Durch den Erlass von Schulden, die seit langem nicht mehr tragbar und meist abscheulich oder illegitim sind, müssen bereicherte Länder sowie internationale Finanzinstitutionen verarmten Ländern die Mittel an die Hand geben, um diese Nahrungsmittelkrise zu bewältigen und in eine ökologische und lokale Landwirtschaft zu investieren.

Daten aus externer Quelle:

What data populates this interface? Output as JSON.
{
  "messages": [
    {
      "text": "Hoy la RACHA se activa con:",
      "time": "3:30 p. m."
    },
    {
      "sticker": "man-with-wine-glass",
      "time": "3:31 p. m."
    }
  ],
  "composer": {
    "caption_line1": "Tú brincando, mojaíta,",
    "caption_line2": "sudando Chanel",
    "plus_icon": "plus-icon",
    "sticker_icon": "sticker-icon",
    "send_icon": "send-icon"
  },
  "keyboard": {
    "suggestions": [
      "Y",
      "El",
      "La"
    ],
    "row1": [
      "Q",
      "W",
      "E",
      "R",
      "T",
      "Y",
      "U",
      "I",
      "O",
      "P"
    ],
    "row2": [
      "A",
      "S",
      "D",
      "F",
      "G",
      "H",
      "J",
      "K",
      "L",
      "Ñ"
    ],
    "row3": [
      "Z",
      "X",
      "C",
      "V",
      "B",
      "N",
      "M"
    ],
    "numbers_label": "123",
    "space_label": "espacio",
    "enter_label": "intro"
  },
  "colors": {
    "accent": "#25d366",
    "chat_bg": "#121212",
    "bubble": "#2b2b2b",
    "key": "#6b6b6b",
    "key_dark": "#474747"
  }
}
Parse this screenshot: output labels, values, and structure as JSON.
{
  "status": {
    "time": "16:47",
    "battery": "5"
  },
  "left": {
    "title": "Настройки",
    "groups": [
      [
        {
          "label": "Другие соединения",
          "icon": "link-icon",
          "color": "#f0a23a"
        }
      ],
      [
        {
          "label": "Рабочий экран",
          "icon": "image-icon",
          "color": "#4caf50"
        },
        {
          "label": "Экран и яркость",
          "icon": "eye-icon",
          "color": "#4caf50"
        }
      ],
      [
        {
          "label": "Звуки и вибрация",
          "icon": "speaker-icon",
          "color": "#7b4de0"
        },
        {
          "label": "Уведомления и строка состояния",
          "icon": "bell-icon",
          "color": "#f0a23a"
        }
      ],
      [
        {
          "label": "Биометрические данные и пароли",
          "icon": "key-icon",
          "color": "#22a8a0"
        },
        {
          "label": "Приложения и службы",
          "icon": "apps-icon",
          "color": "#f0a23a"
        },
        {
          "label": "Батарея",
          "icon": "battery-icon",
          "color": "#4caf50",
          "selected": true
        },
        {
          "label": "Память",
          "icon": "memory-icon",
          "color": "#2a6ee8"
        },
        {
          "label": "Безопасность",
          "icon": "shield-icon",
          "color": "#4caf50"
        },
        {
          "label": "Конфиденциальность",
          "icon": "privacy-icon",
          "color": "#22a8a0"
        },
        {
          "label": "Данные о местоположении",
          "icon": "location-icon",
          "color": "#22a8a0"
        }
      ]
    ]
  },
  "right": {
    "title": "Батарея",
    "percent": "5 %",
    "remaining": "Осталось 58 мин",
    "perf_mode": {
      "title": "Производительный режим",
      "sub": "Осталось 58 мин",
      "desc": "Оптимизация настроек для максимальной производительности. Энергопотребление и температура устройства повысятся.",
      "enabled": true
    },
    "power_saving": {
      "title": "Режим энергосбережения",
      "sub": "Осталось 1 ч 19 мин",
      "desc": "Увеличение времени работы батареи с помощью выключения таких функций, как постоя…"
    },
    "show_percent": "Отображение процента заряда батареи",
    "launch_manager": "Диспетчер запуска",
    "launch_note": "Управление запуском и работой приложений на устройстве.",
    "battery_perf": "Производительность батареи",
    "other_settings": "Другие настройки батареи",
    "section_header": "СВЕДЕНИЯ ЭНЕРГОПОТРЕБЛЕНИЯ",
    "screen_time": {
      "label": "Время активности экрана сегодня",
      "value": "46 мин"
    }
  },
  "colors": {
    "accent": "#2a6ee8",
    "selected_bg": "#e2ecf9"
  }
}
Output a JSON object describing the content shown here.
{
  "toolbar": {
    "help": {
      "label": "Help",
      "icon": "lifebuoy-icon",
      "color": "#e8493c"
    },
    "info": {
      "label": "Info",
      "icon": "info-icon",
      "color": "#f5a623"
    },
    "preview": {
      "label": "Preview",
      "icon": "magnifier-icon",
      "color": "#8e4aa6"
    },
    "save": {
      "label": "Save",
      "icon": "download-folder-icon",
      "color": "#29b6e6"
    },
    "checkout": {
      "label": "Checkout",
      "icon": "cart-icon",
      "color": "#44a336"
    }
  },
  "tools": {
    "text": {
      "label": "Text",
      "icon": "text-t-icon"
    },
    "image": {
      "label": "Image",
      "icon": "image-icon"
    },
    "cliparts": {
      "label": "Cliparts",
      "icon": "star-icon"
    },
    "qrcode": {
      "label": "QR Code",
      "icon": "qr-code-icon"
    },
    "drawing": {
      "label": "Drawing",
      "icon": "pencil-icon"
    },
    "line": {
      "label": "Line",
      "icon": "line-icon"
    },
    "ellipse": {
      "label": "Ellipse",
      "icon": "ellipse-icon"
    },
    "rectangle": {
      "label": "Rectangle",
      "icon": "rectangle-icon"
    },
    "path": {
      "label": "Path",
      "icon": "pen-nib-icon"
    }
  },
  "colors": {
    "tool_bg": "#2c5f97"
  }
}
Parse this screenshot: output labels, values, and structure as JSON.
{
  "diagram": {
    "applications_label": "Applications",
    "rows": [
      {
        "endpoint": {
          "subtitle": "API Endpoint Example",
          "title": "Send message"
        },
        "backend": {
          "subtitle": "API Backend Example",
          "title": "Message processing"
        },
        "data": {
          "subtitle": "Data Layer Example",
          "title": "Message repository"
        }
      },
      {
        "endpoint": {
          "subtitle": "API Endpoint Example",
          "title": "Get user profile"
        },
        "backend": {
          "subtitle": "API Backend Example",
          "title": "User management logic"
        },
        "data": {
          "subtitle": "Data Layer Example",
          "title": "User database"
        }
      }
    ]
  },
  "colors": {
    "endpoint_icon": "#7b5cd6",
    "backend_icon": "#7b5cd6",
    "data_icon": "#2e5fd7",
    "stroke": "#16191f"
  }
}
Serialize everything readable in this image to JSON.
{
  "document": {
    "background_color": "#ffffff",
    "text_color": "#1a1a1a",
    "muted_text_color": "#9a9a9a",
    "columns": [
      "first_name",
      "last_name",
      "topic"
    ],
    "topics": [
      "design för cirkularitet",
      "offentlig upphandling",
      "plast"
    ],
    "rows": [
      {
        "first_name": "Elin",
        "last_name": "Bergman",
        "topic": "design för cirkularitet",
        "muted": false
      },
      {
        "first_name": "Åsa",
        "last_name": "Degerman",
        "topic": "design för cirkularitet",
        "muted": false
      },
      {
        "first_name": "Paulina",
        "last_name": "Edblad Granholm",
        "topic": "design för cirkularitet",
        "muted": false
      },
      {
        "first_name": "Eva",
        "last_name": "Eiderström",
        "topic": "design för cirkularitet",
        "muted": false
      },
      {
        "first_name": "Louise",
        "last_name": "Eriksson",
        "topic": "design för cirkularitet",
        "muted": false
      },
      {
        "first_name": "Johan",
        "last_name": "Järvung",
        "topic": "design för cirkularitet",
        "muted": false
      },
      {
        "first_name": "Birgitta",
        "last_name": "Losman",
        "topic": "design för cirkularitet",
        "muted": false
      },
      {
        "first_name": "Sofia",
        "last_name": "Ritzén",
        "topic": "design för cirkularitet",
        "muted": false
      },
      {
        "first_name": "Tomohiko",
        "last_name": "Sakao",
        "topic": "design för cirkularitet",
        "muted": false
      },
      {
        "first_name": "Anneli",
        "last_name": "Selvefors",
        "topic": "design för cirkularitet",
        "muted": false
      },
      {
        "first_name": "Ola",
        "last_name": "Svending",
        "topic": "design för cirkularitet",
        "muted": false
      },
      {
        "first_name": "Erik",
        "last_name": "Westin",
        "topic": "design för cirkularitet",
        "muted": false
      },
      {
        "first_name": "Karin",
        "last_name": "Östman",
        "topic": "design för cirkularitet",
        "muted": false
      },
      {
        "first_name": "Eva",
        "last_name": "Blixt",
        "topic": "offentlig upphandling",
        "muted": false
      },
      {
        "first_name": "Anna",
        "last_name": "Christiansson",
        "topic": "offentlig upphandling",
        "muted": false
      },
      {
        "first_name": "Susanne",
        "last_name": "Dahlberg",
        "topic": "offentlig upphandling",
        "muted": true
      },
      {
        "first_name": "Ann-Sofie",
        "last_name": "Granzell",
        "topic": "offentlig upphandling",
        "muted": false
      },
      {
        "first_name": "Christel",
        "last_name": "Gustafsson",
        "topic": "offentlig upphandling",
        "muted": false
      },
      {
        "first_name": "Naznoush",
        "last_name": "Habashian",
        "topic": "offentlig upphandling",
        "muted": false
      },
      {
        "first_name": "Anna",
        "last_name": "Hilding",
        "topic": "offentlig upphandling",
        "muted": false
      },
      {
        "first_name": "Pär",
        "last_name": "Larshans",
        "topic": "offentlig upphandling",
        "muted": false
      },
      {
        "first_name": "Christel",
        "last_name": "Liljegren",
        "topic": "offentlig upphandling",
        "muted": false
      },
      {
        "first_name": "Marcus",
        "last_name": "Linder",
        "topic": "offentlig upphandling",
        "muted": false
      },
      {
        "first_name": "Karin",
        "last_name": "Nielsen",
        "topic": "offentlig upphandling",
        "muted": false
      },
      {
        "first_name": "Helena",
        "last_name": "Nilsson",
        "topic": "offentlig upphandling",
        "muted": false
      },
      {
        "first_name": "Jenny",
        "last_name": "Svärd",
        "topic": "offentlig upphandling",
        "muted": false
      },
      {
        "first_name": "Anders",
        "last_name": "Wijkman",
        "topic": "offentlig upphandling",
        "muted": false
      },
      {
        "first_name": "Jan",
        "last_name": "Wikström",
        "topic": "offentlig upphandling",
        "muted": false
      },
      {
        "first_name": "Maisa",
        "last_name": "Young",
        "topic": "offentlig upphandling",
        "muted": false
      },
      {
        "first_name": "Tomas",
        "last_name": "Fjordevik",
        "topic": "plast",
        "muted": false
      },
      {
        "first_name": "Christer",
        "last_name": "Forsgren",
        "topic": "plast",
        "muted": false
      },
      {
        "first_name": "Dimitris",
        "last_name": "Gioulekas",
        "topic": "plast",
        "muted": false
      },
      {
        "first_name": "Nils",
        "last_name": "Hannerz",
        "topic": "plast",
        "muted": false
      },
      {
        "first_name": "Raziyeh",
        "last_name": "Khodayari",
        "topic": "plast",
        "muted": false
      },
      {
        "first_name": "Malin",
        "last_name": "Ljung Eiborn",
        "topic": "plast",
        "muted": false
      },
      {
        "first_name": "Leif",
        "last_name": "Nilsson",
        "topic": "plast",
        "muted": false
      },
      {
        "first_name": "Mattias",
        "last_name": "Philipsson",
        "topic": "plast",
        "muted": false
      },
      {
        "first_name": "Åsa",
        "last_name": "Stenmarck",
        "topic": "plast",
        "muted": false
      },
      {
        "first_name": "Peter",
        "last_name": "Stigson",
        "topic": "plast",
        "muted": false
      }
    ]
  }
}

Sollen wir zulassen, dass die Akteure des ungezügelten Kapitalismus – Lobbys der fossilen Energien, der Agrarindustrie, der Finanzwelt … und ihre politischen Verbündeten – die von Naomi Klein in ihrem gleichnamigen Buch beschriebene „Schockstrategie“ anwenden, um in jeder Krise neue neoliberale und ökozidale Vorstöße durchzusetzen …? Oder die lebensbejahende Stimme wahrnehmen und berücksichtigen, die von Bauern und Bäuerinnen hier und anderswo, von Wissenschaftlern und Organisationen der Zivilgesellschaft, die in den Bereichen Agrarökologie, Klimagerechtigkeit, Menschenrechte und gutes Lebensumfeld Experten… sind, vorgetragen wird? Diese Stimmen, die uns sagen, dass die Dringlichkeit darin besteht, langfristig zu denken und nicht ständig notwendige Entscheidungen aufzuschieben, die mit zunehmender Zeit immer schwieriger zu treffen und zu leben sein werden?